Hey everyone,
I’m trying the new gpt-4o-transcribe-diarize model and running into the cross-chunk speaker identity question with large audio files. (with no known_speaker_references at the start)
My Question:
When processing audio files >25MB, I need to chunk them into multiple requests (acording to the documentation). Each chunk gets diarized independently with speaker labels like A, B, etc. However, these labels have no relationship across chunks:
- Chunk 1 (0-10MB): A= Person A, B = Person B
- Chunk 2 (10-25MB): A = Person B, B = Person A (labels flipped!)
My Questions
- What’s the recommended approach for maintaining speaker continuity? Should I:
- Use overlapping chunks and match speakers in the overlap?

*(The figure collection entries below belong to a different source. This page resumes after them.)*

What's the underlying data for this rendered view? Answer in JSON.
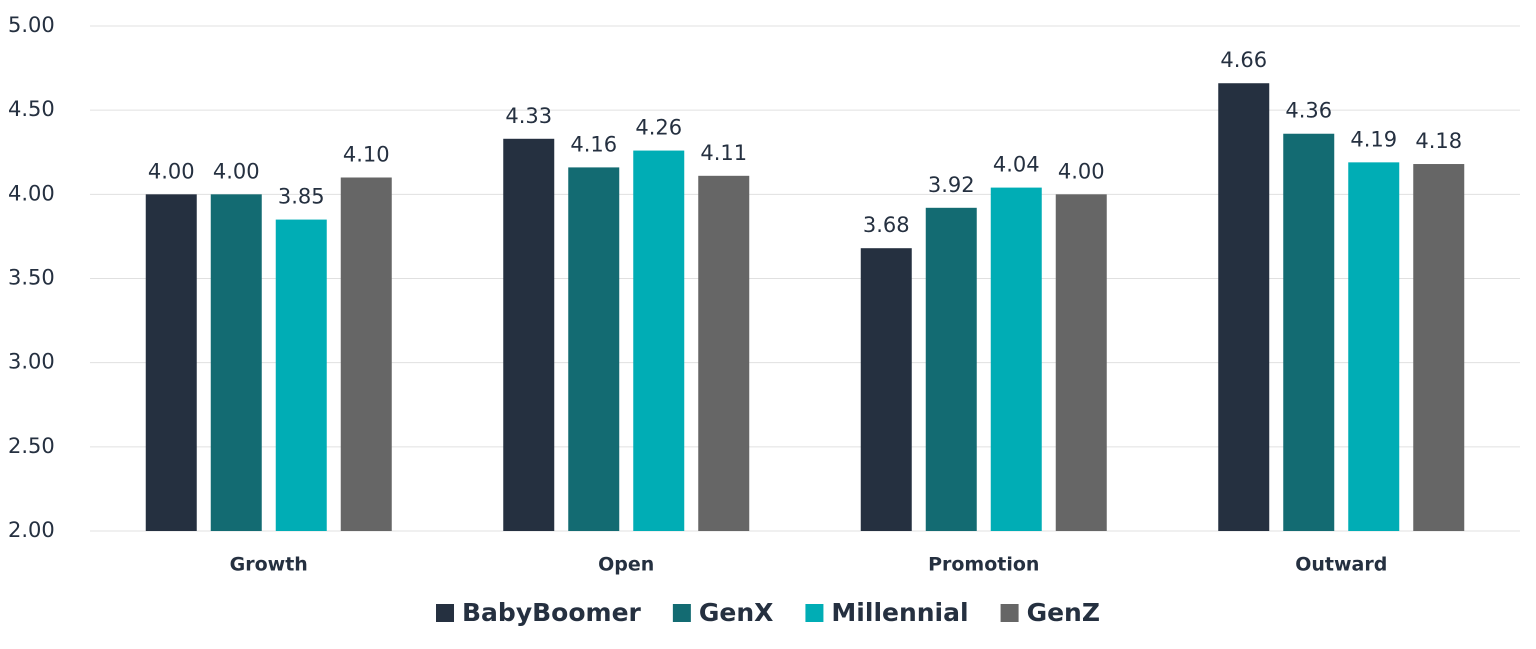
{
  "chart_data": {
    "type": "bar",
    "categories": [
      "Growth",
      "Open",
      "Promotion",
      "Outward"
    ],
    "series": [
      {
        "name": "BabyBoomer",
        "color": "#253040",
        "values": [
          4.0,
          4.33,
          3.68,
          4.66
        ],
        "value_labels": [
          "4.00",
          "4.33",
          "3.68",
          "4.66"
        ]
      },
      {
        "name": "GenX",
        "color": "#136b72",
        "values": [
          4.0,
          4.16,
          3.92,
          4.36
        ],
        "value_labels": [
          "4.00",
          "4.16",
          "3.92",
          "4.36"
        ]
      },
      {
        "name": "Millennial",
        "color": "#00adb5",
        "values": [
          3.85,
          4.26,
          4.04,
          4.19
        ],
        "value_labels": [
          "3.85",
          "4.26",
          "4.04",
          "4.19"
        ]
      },
      {
        "name": "GenZ",
        "color": "#666666",
        "values": [
          4.1,
          4.11,
          4.0,
          4.18
        ],
        "value_labels": [
          "4.10",
          "4.11",
          "4.00",
          "4.18"
        ]
      }
    ],
    "ylim": [
      2,
      5
    ],
    "yticks": [
      {
        "value": 2,
        "label": "2.00"
      },
      {
        "value": 2.5,
        "label": "2.50"
      },
      {
        "value": 3,
        "label": "3.00"
      },
      {
        "value": 3.5,
        "label": "3.50"
      },
      {
        "value": 4,
        "label": "4.00"
      },
      {
        "value": 4.5,
        "label": "4.50"
      },
      {
        "value": 5,
        "label": "5.00"
      }
    ],
    "grid": true,
    "legend": "bottom"
  }
}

- Extract audio based on the timestamps from chunk 1’s response, and add them as “known_speaker_references”?
- Use a different chunking strategy altogether?
- Has anyone successfully implemented this? What’s your workflow?
Thank you very much!
1 Like
Hi Martin,
I am facing the same task - I have long recordings that I need to diarize. As you stated, the calling function includes a parameter, extra_body, that can provide known speakers to the model. The requirements are that they should be between 2–10 seconds in any input format supported by the main audio upload. After the first chunk’s initial processing, it should be possible to:
- identify the segments based on the timeframes within the chunk, which were also provided, along with the time windows where the voice snapshot can be taken.
- to carve one of these out of the recording and provide it as an identifiable example to the next model call, so it can match the speaker correctly.
I am about to implement that and can share the result if you are interested.
3 Likes
It looks like gpt-4o-transcribe-diarize adds speaker name resolution based on context understanding on top of whisper result which does transcription and pyannote which does speaker embedding clustering.
For long video or low-latency live streaming where chunking is applied, speaker diarization only works intra-chunk. As for inter-chunk speaker tracking, I eventually had to fine-tune my own model at edge on desktop.
Hello Blade!
Yes, that’s exactly how I imagined it might work, but I haven’t been able to find any documentation describing such a workflow.
I’d be very interested to see your results!